Così facendo, ridimensionai le mie disgrazie, per così dire “razionalizzai”,
e dopo un po' il malumore quasi passò. Sentivo ancora
una punta di nervoso, ma era una percezione vaga, ci si poteva
passar sopra. Fu così che m'infilai nella doccia, stoico
mi feci anche uno shampo, e profumato come una battona m'imbellettai
per sentirmi al massimo delle forze.
Mia madre, prima che uscissi, mi chiese comprensiva:
“
Passato il rodimento?”
“
Sarà la dodicesima multa che prendo quest'anno...”
“
Sei troppo sbadato”.
Non aveva tutti i torti, devo ammetterlo. La sbadataggine era
una delle mie caratteristiche fondamentali, assieme alla vanità e
alla generosità, alla tendenza al vittimismo e alla forza
di volontà. Questi lati del mio carattere, uniti inscindibilmente
nella mia persona, facevano di me un essere umano unico (come
tutti, del resto); gli altri si aspettavano da me un certo comportamento,
e io, senza fatica, e nel bene o nel male, giocavo la mia parte.
E' questo forse il problema dell'età adulta: nel bisogno
di impersonare un ruolo, tendiamo ad escludere tutti gli altri
possibili “se” che non abbiamo voluto o potuto sviluppare.
Il bambino è così elastico, e da così pochi
giudizi, proprio perchè ancora nessuno gli chiede di essere
precisamente un certo tipo di persona, e si può permettere
di giocare, di cambiare, di non prendersi responsabilità.

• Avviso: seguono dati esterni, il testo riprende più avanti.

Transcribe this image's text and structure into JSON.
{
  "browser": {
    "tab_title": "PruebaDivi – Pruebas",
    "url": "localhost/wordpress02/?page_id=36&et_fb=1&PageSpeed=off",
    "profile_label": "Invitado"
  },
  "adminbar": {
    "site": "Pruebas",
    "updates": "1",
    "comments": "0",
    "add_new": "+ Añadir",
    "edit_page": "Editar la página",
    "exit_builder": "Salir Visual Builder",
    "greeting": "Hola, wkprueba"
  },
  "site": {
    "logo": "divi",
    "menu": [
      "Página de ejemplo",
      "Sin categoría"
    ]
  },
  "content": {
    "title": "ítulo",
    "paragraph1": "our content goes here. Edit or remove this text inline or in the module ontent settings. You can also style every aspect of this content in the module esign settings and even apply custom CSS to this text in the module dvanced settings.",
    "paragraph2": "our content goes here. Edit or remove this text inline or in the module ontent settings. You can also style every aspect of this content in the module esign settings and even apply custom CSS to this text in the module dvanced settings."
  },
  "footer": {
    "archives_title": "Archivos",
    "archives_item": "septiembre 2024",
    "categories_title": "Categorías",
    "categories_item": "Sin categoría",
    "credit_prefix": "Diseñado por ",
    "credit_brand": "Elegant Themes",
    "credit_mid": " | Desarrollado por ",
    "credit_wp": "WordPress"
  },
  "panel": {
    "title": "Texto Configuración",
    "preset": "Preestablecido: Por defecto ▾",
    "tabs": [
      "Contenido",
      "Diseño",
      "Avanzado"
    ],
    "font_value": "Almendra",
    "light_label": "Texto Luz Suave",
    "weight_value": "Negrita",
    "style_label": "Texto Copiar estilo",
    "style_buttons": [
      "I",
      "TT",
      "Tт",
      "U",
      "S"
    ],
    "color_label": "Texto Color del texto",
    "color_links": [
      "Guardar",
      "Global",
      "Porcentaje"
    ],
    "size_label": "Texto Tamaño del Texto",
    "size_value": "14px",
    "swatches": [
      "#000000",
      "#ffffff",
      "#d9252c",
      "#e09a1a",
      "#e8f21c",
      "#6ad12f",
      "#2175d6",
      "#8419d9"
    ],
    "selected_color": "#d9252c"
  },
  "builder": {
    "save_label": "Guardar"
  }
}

In ogni caso, fui precisamente io, coi miei dubbi e le mie incertezze,
ad uscire per andare in banca. Dovevo fare un versamento, e controllare
lo stato della mia pecunia in vista delle vacanze estive.
Entrai
nell’edificio, e uno tsunami di aria condizionata m’investì facendo
abbassare la mia temperatura corporea di qualche decina di
gradi. Mi guardai intorno, e osservai i cinque sei clienti
che, in disciplinata attesa, si erano premuniti di sciarpe
e colbacchi ad evitare una polmonite fulminante. Unico avventore
in maglietta, mi misi comunque in fila, giusto dappresso a
una signora con pelliccia di visone e cappellino da neve completo
di paraorecchi. Nell’attesa, tentavo di scaldarmi mani
e piedi effettuando una sorta di ginnastica impercettibile
e inventata al momento, che consisteva nel muovere aritmicamente
gli arti periferici, poco irrorati da una circolazione cardiaca
resa difficoltosa dalla temperatura polare. E poi arrivò il
mio turno. Intirizzito, il volto ormai livido, consegnai la
metà del mio stipendio al lentissimo e quasi subnormale
cassiere, al quale chiesi di effettuare il versamento e di
farmi anche un saldo.
Dirò solo che mio cugino, spendaccione figlio di papà che
conduce una vita sregolata e all’insegna del divertimento,
mi disse in seguito: “io, quando vado a guardà quanto
c’ho in banca, me pia sempre ‘n colpo. Perché nun
me ricordo mai che me so comprato ‘na cosa, o che ero ‘mbriaco
o m’ero fatto na canna e nun ce so stato attento. A fine
mese va a finì che sto sempre impicciato coi sordi!”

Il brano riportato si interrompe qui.